Die von Ariel Leporati trainierte chilenische U17-Nationalmannschaft hat bei der Südamerikameisterschaft in Paraguay einen Kantersieg gegen Bolivien errungen und sich damit für die Weltmeisterschaft im November in Katar qualifiziert. Der Kader setzt sich aus einem breit gefächerten Pool von Vereinen zusammen, darunter sieben Spieler von Universidad Católica und ein Spieler von Colo Colo.
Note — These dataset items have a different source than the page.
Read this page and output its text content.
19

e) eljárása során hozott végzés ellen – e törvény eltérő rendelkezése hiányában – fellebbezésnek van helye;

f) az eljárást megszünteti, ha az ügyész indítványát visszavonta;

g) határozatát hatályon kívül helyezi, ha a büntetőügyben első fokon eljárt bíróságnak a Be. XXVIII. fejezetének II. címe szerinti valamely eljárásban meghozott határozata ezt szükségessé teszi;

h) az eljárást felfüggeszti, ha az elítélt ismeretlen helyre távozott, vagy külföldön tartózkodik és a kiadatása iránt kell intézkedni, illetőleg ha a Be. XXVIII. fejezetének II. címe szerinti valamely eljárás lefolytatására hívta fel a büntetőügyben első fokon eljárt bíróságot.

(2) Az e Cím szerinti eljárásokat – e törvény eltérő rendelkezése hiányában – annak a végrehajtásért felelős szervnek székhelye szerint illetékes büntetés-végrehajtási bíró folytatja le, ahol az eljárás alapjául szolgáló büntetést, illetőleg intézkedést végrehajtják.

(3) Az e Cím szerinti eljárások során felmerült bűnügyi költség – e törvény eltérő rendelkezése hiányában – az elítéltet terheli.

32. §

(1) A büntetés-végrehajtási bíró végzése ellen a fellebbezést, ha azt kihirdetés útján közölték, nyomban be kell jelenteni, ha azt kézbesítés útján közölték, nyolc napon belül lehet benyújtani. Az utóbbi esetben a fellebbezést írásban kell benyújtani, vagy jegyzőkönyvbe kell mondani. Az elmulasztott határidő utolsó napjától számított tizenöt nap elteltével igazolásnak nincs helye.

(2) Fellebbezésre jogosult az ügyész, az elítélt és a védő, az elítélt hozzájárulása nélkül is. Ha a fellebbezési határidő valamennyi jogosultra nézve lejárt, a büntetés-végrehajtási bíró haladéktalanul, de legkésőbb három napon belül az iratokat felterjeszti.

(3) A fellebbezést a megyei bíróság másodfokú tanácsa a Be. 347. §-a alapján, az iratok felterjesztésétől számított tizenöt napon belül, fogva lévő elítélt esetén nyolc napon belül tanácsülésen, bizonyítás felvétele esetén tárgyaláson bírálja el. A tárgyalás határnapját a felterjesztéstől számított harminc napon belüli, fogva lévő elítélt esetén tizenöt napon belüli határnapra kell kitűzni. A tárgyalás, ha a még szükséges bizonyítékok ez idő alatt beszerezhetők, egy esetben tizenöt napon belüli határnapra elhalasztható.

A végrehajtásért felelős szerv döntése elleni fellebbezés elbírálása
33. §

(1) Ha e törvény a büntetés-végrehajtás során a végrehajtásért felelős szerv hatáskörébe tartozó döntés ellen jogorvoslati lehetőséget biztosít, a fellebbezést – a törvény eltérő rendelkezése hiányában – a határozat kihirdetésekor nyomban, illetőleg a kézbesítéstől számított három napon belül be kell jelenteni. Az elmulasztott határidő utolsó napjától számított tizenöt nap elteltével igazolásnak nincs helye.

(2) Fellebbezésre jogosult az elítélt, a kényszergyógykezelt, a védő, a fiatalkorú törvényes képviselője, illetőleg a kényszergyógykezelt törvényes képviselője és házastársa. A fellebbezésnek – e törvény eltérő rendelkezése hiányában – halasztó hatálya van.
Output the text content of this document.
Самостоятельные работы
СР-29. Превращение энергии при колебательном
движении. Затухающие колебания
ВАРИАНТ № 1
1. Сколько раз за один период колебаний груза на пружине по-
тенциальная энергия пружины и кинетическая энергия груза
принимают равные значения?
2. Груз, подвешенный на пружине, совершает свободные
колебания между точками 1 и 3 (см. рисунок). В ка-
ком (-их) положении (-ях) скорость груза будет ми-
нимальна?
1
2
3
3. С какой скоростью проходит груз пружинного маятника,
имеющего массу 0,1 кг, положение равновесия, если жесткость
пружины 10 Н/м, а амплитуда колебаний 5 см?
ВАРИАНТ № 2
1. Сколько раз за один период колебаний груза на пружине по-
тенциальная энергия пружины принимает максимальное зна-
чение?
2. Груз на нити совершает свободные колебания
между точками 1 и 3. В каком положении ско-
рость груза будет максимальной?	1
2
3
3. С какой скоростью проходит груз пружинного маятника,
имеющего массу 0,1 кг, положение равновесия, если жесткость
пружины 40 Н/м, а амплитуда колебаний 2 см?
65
Dies ist die zweite Qualifikation in Folge für das Team.
Das chilenische U17-Team erreichte am Donnerstag sein Ziel durch einen Kantersieg gegen Bolivien bei der U17-Südamerikameisterschaft in Paraguay und sicherte sich damit die siebte WM-Teilnahme in dieser Altersklasse sowie die zweite in Folge nach 2025.
Der 23-köpfige Kader wird von sieben Spielern von Universidad Católica angeführt, gefolgt von jeweils drei Spielern von Universidad de Chile und O’Higgins. Er setzt sich zudem aus Spielern von Coquimbo Unido, Audax Italiano, Everton, Huachipato, Universidad de Concepción, zwei von Curicó Unido, Deportes Iquique und Independiente aus Argentinien zusammen. Amaro Contreras von Colo Colo ersetzte den verletzten Bautista Andrade von Huracán.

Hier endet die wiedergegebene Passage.